The Health Secretary announced at the Tory conference that he will lift a cap on the number of medical school places from 6,000 to 7,500 a year but that would only go part of the way to address the NHS staffing crisis, the BMA warned.
Overseas medical staff would still be needed to keep the NHS running, it said.
A quarter of the medical workforce are foreign doctors but £3.3 billion is spent on agency staff per year, including £1.2bn on locums of which many are from overseas, according to the government.
Prime Minister Theresa May said the reforms would lower spending on expensive agency staff and allow more British people to become doctors.
Mr Hunt also announced that all doctors trained on the NHS — at an average cost to taxpayers of £220,000 — will have to work in public healthcare for a minimum of four years after graduating.
BMA council chairman Mark Porter said: “While it is welcome that Hunt finally admits the government has failed to train enough doctors to meet rising demand, this announcement falls far short of what is needed.
“We desperately need more doctors, particularly with the government plans for further seven-day services, but it will take a decade for extra places at medical school to produce more doctors.
“This initiative will not stop the NHS from needing to recruit overseas staff.”

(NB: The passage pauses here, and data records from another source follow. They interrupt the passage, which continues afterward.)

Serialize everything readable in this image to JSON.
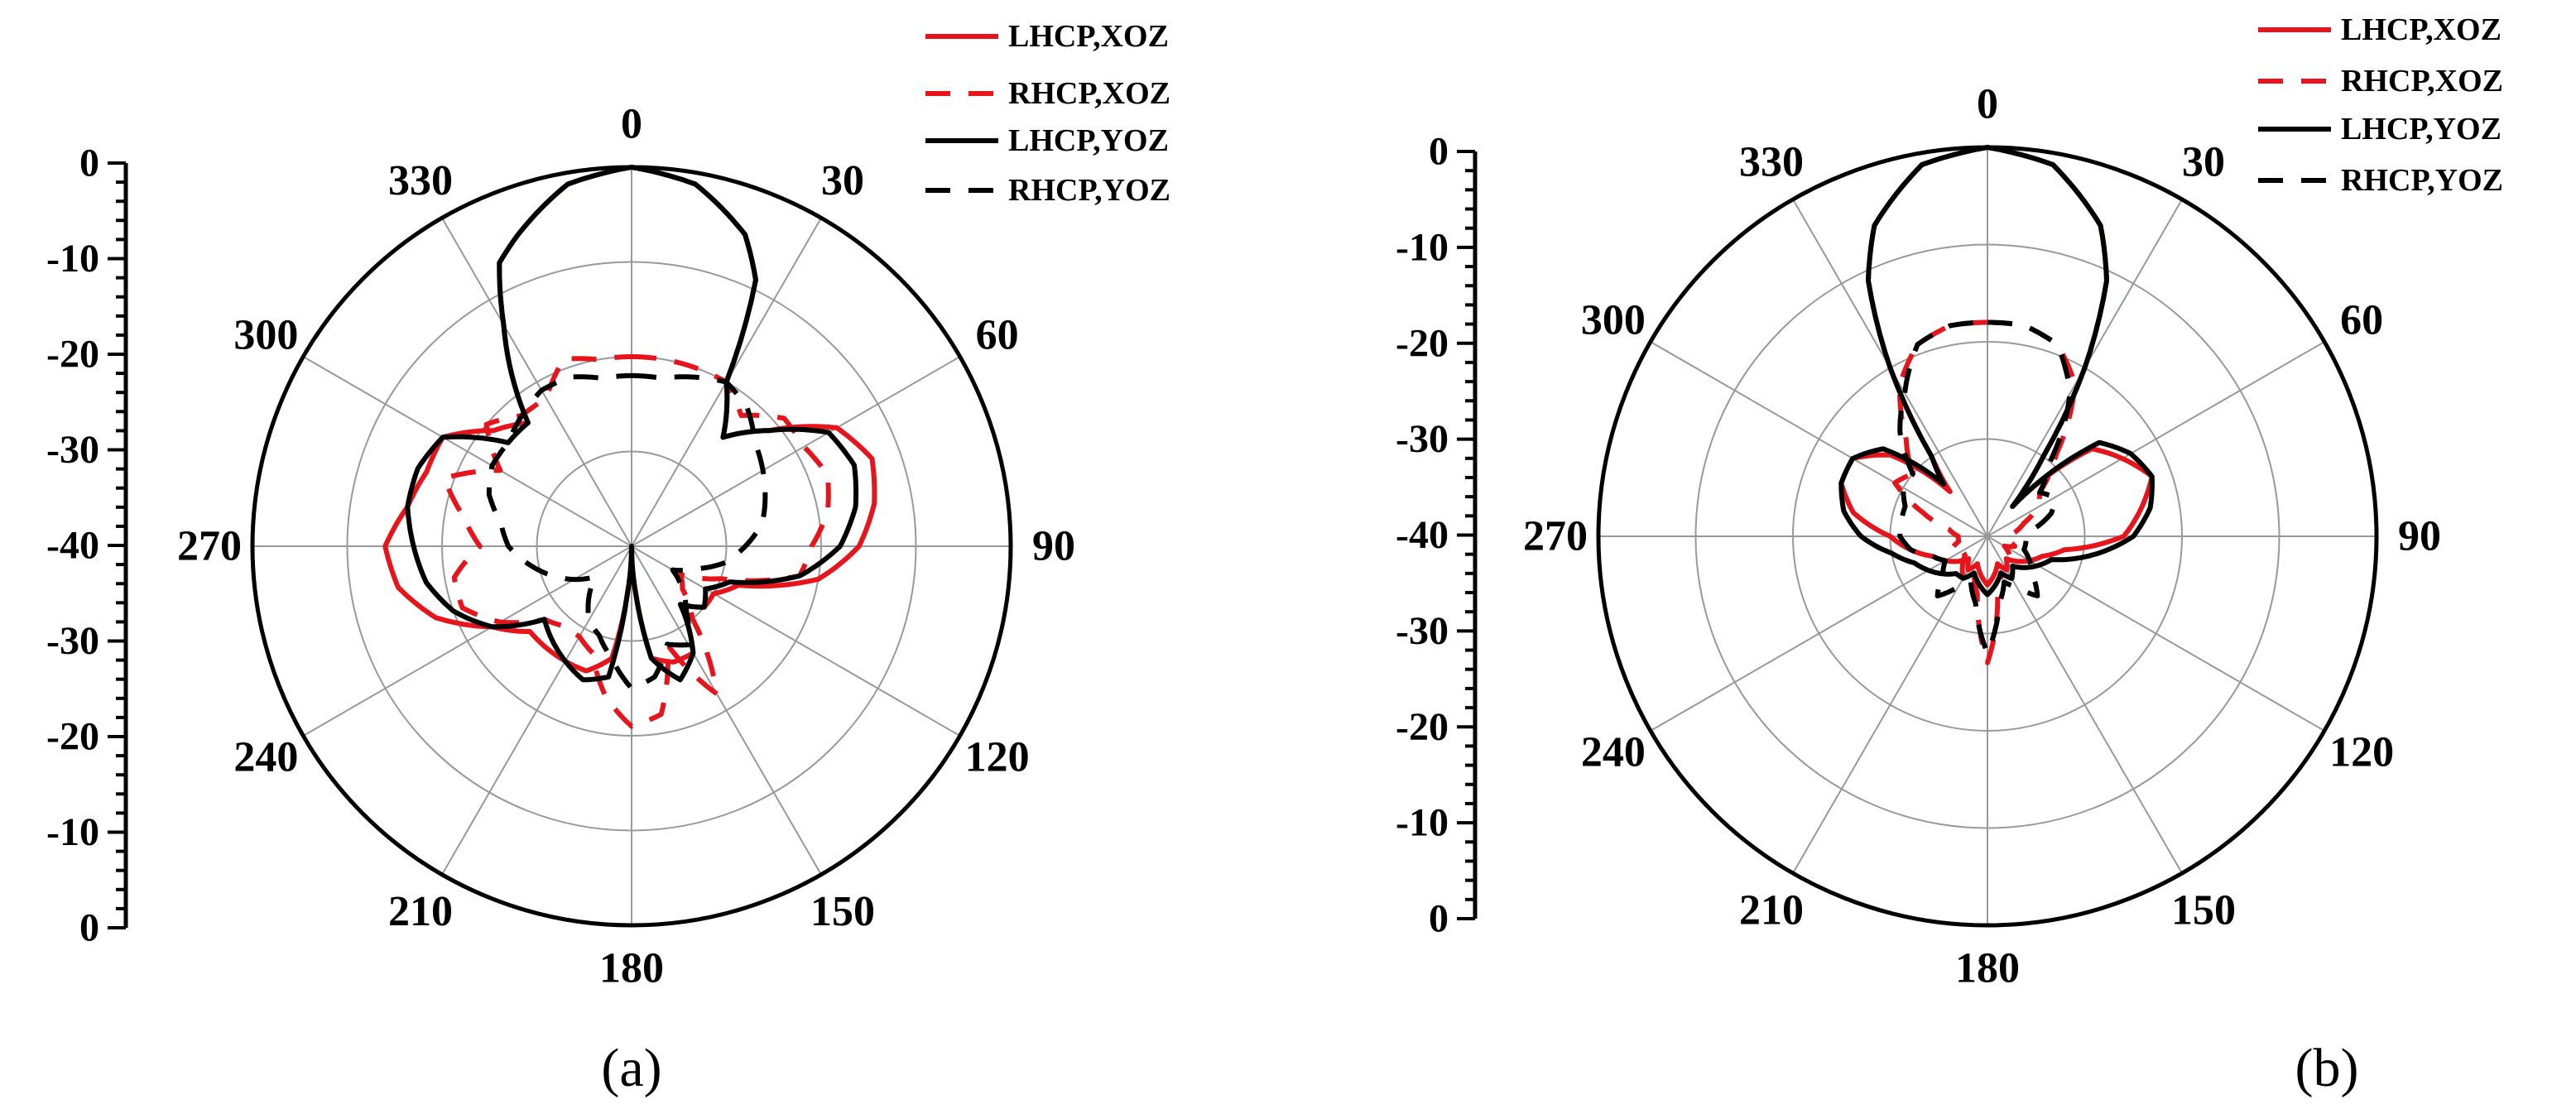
{
  "chart_data": [
    {
      "type": "line",
      "subtype": "polar",
      "label": "(a)",
      "angle_ticks": [
        "0",
        "30",
        "60",
        "90",
        "120",
        "150",
        "180",
        "210",
        "240",
        "270",
        "300",
        "330"
      ],
      "angle_units": "deg",
      "radial_range": [
        -40,
        0
      ],
      "radial_axis_labels": [
        "0",
        "-10",
        "-20",
        "-30",
        "-40",
        "-30",
        "-20",
        "-10",
        "0"
      ],
      "grid": true,
      "legend": "top-right",
      "series": [
        {
          "name": "LHCP,XOZ",
          "color": "#e8141b",
          "dash": "solid",
          "angles": [
            0,
            10,
            20,
            25,
            30,
            40,
            50,
            60,
            70,
            80,
            90,
            100,
            110,
            120,
            130,
            140,
            150,
            160,
            170,
            175,
            180,
            185,
            190,
            200,
            210,
            220,
            230,
            240,
            250,
            260,
            270,
            280,
            290,
            300,
            310,
            320,
            330,
            335,
            340,
            350,
            360
          ],
          "values": [
            0,
            -1.2,
            -5,
            -9,
            -20,
            -25,
            -21,
            -15,
            -13,
            -14,
            -16,
            -20,
            -28,
            -30,
            -30,
            -32,
            -27,
            -27,
            -28,
            -35,
            -40,
            -35,
            -28,
            -26,
            -26,
            -26,
            -26,
            -23,
            -18,
            -15,
            -14,
            -16,
            -17,
            -17,
            -21,
            -23,
            -13,
            -7,
            -5,
            -1.2,
            0
          ]
        },
        {
          "name": "RHCP,XOZ",
          "color": "#e8141b",
          "dash": "dash",
          "angles": [
            0,
            10,
            20,
            30,
            40,
            50,
            60,
            70,
            80,
            90,
            100,
            110,
            120,
            130,
            140,
            150,
            160,
            170,
            180,
            190,
            200,
            210,
            220,
            230,
            240,
            250,
            260,
            270,
            280,
            290,
            300,
            310,
            320,
            330,
            340,
            350,
            360
          ],
          "values": [
            -20,
            -20,
            -20,
            -20,
            -22,
            -19,
            -19,
            -18,
            -19,
            -21,
            -22,
            -30,
            -34,
            -33,
            -30,
            -22,
            -29,
            -22,
            -21,
            -24,
            -28,
            -29,
            -29,
            -28,
            -24,
            -21,
            -21,
            -24,
            -22,
            -19,
            -24,
            -20,
            -22,
            -22,
            -19,
            -20,
            -20
          ]
        },
        {
          "name": "LHCP,YOZ",
          "color": "#000000",
          "dash": "solid",
          "angles": [
            0,
            10,
            20,
            25,
            30,
            40,
            50,
            60,
            70,
            80,
            90,
            100,
            110,
            120,
            130,
            140,
            150,
            160,
            170,
            175,
            180,
            185,
            190,
            200,
            210,
            220,
            230,
            240,
            250,
            260,
            270,
            280,
            290,
            300,
            310,
            320,
            330,
            335,
            340,
            350,
            360
          ],
          "values": [
            0,
            -1.2,
            -5,
            -9,
            -20,
            -25,
            -21,
            -16,
            -15,
            -16,
            -18,
            -22,
            -29,
            -31,
            -30,
            -32,
            -27,
            -25,
            -28,
            -35,
            -40,
            -35,
            -26,
            -25,
            -26,
            -27,
            -28,
            -23,
            -20,
            -18,
            -17,
            -16,
            -16,
            -17,
            -23,
            -23,
            -13,
            -7,
            -5,
            -1.2,
            0
          ]
        },
        {
          "name": "RHCP,YOZ",
          "color": "#000000",
          "dash": "dash",
          "angles": [
            0,
            10,
            20,
            30,
            40,
            50,
            60,
            70,
            80,
            90,
            100,
            110,
            120,
            130,
            140,
            150,
            160,
            170,
            180,
            190,
            200,
            210,
            220,
            230,
            240,
            250,
            260,
            270,
            280,
            290,
            300,
            310,
            320,
            330,
            340,
            350,
            360
          ],
          "values": [
            -22,
            -22,
            -21,
            -20,
            -21,
            -23,
            -24,
            -25,
            -26,
            -28,
            -30,
            -33,
            -35,
            -33,
            -31,
            -28,
            -29,
            -26,
            -25,
            -28,
            -30,
            -31,
            -33,
            -35,
            -33,
            -31,
            -29,
            -27,
            -26,
            -24,
            -23,
            -23,
            -22,
            -21,
            -21,
            -22,
            -22
          ]
        }
      ]
    },
    {
      "type": "line",
      "subtype": "polar",
      "label": "(b)",
      "angle_ticks": [
        "0",
        "30",
        "60",
        "90",
        "120",
        "150",
        "180",
        "210",
        "240",
        "270",
        "300",
        "330"
      ],
      "angle_units": "deg",
      "radial_range": [
        -40,
        0
      ],
      "radial_axis_labels": [
        "0",
        "-10",
        "-20",
        "-30",
        "-40",
        "-30",
        "-20",
        "-10",
        "0"
      ],
      "grid": true,
      "legend": "top-right",
      "series": [
        {
          "name": "LHCP,XOZ",
          "color": "#e8141b",
          "dash": "solid",
          "angles": [
            0,
            10,
            20,
            25,
            30,
            35,
            40,
            50,
            60,
            70,
            80,
            90,
            100,
            110,
            120,
            130,
            140,
            150,
            160,
            170,
            180,
            190,
            200,
            210,
            220,
            230,
            240,
            250,
            260,
            270,
            280,
            290,
            300,
            310,
            320,
            325,
            330,
            335,
            340,
            350,
            360
          ],
          "values": [
            0,
            -1.2,
            -6,
            -11,
            -20,
            -30,
            -36,
            -26,
            -24,
            -22,
            -24,
            -26,
            -32,
            -34,
            -35,
            -36,
            -37,
            -36,
            -37,
            -36,
            -35,
            -36,
            -37,
            -36,
            -37,
            -36,
            -35,
            -34,
            -32,
            -30,
            -26,
            -24,
            -24,
            -27,
            -34,
            -30,
            -20,
            -11,
            -6,
            -1.2,
            0
          ]
        },
        {
          "name": "RHCP,XOZ",
          "color": "#e8141b",
          "dash": "dash",
          "angles": [
            0,
            10,
            20,
            30,
            40,
            50,
            60,
            70,
            80,
            90,
            100,
            110,
            120,
            130,
            140,
            150,
            160,
            170,
            180,
            190,
            200,
            210,
            220,
            230,
            240,
            250,
            260,
            270,
            280,
            290,
            300,
            310,
            320,
            330,
            340,
            350,
            360
          ],
          "values": [
            -18,
            -18,
            -19,
            -22,
            -29,
            -33,
            -34,
            -36,
            -37,
            -38,
            -38,
            -37,
            -38,
            -37,
            -36,
            -35,
            -36,
            -34,
            -27,
            -34,
            -36,
            -35,
            -36,
            -37,
            -37,
            -36,
            -37,
            -37,
            -36,
            -33,
            -29,
            -30,
            -27,
            -22,
            -19,
            -18,
            -18
          ]
        },
        {
          "name": "LHCP,YOZ",
          "color": "#000000",
          "dash": "solid",
          "angles": [
            0,
            10,
            20,
            25,
            30,
            35,
            40,
            50,
            60,
            70,
            80,
            90,
            100,
            110,
            120,
            130,
            140,
            150,
            160,
            170,
            180,
            190,
            200,
            210,
            220,
            230,
            240,
            250,
            260,
            270,
            280,
            290,
            300,
            310,
            320,
            325,
            330,
            335,
            340,
            350,
            360
          ],
          "values": [
            0,
            -1.2,
            -6,
            -11,
            -20,
            -30,
            -36,
            -25,
            -23,
            -22,
            -23,
            -25,
            -29,
            -33,
            -34,
            -35,
            -36,
            -35,
            -36,
            -35,
            -34,
            -35,
            -36,
            -35,
            -35,
            -34,
            -33,
            -32,
            -30,
            -27,
            -25,
            -24,
            -24,
            -26,
            -33,
            -30,
            -20,
            -11,
            -6,
            -1.2,
            0
          ]
        },
        {
          "name": "RHCP,YOZ",
          "color": "#000000",
          "dash": "dash",
          "angles": [
            0,
            10,
            20,
            30,
            40,
            50,
            60,
            70,
            80,
            90,
            100,
            110,
            120,
            130,
            140,
            150,
            160,
            170,
            180,
            190,
            200,
            210,
            220,
            230,
            240,
            250,
            260,
            270,
            280,
            290,
            300,
            310,
            320,
            330,
            340,
            350,
            360
          ],
          "values": [
            -18,
            -18,
            -19,
            -23,
            -30,
            -33,
            -32,
            -33,
            -35,
            -36,
            -36,
            -36,
            -35,
            -34,
            -32,
            -34,
            -35,
            -33,
            -28,
            -33,
            -35,
            -34,
            -32,
            -34,
            -35,
            -34,
            -32,
            -31,
            -31,
            -31,
            -30,
            -30,
            -26,
            -23,
            -19,
            -18,
            -18
          ]
        }
      ]
    }
  ]
}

Shadow health secretary Diane Abbott said Mr Hunt’s ideas were an improvement but do not solve any problems on their own when announced against the backdrop of the Tories cutting £22bn from the NHS budget.
She added: “The idea we can be self-sufficient in medical staff is ridiculous.
“An additional 1,500 doctors’ training places only scratches the surface of professionals that are needed to staff our health service. Some of these will drop out and others choose to work abroad.”